At midday the wind picked up as we approached a bend in the river. At the arch of the bend I could see a large whirlpool that had collected a swirl of debris. As we approached the bend we were on the far side of the whirlpool. We paddled hard to try and stay in the main river current but the wind quickly forced the raft towards the whirlpool. I had seen smaller whirlpools earlier in the trip. But, this was the largest whirlpool I had seen and I was scared that we would get caught and not be able to break away from its current. We paddled harder but it was useless. The whirlpool grabbed the raft and added it to its collection of debris. At one point we were actually moving upriver with the swirling current of the whirlpool.
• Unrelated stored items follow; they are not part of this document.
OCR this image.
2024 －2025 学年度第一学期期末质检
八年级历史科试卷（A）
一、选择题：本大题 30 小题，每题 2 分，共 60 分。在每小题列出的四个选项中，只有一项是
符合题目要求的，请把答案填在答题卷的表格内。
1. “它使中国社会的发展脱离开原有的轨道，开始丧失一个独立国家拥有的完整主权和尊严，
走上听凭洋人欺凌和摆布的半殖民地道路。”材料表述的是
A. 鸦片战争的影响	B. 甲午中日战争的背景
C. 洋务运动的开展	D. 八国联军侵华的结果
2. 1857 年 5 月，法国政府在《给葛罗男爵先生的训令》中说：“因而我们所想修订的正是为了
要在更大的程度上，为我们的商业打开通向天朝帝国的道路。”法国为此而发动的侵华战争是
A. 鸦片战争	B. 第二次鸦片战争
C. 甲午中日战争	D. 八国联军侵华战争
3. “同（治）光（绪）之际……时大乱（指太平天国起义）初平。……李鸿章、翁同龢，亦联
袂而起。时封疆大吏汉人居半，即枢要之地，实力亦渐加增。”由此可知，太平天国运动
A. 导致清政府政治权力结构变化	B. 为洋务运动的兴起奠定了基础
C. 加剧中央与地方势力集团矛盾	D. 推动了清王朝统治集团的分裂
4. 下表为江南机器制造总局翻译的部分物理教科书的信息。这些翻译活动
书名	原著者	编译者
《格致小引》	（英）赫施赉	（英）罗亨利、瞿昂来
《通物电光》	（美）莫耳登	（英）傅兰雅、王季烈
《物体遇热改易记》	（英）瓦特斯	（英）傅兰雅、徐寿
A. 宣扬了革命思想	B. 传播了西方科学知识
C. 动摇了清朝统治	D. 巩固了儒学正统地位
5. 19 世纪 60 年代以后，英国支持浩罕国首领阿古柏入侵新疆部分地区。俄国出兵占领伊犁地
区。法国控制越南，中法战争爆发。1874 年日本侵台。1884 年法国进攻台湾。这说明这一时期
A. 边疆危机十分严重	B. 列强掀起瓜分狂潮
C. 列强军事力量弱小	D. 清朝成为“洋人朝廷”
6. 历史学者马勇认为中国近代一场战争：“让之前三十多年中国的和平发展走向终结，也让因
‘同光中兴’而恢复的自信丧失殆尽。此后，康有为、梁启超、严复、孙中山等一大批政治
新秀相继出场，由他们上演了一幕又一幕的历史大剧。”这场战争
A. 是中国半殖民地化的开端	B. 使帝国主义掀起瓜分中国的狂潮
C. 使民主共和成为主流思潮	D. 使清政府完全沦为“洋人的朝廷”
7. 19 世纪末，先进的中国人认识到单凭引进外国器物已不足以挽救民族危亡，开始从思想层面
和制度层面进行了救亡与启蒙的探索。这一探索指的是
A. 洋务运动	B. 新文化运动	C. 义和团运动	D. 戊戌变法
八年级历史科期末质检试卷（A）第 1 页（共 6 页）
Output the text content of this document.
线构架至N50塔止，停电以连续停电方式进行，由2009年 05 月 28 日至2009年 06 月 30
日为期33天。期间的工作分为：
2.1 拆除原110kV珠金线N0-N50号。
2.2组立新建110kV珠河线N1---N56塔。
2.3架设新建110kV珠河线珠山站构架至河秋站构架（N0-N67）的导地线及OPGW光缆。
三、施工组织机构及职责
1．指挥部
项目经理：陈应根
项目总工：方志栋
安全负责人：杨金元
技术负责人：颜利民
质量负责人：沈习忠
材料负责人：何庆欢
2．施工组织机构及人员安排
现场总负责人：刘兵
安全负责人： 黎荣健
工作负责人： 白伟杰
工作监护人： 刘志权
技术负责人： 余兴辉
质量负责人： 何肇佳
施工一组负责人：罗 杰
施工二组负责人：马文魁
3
Pali recuperating after escaping the whirlpool
We tried to make the best of the situation. We knew that we could not escape the current until the winds died down so we made lunch. After about an hour the winds began to subside and we took another stab at breaking free from the current. Pali and I paddled hard. At one point I heard a snap and realized that I broke my paddle. Fortunately, I was still able to use the bottom portion of the paddle. We finally broke away from the whirlpool’s current. I was so tired I could not stand.
We rested as we floated down the river. During the day, when the bugs were less prevalent and the current and winds were good, it was an incredibly relaxing and scenic experience.
Chatting with the villagers
We eventually saw a small village along the shoreline and paddled towards it. We reached the village, and a group of villagers came out to see the strangers. A villager threw us a line and we pulled up along the shore. One yelled, “Hey Mister”. The speaker of the village, I assumed, talked to us, asked where we were from and where we were going. I was so tired that I could barely speak. His Spanish was mixed with a strange accent so I had a hard time understanding him. Luckily, Pali managed the conversation. As we talked the villagers and ourselves swatted at the mosquitoes. I was surprised to see that not even the locals are immune to the pests. I wondered how anybody could live his or her life around such a constant annoyance.
That evening they invited us to dinner. We had platano, a hard banana, and a fish that was charred over the fire. It was an ugly fish, with long scales, black and cooked with its head and tail. Luckily, it was dark so I could not get a good look at it. It tasted good.
We rented a mosquito net from one of the villagers. We slept in one of their shelters, a thatch roofed structure built on poles about three feet above the ground. I finally had a good night’s sleep.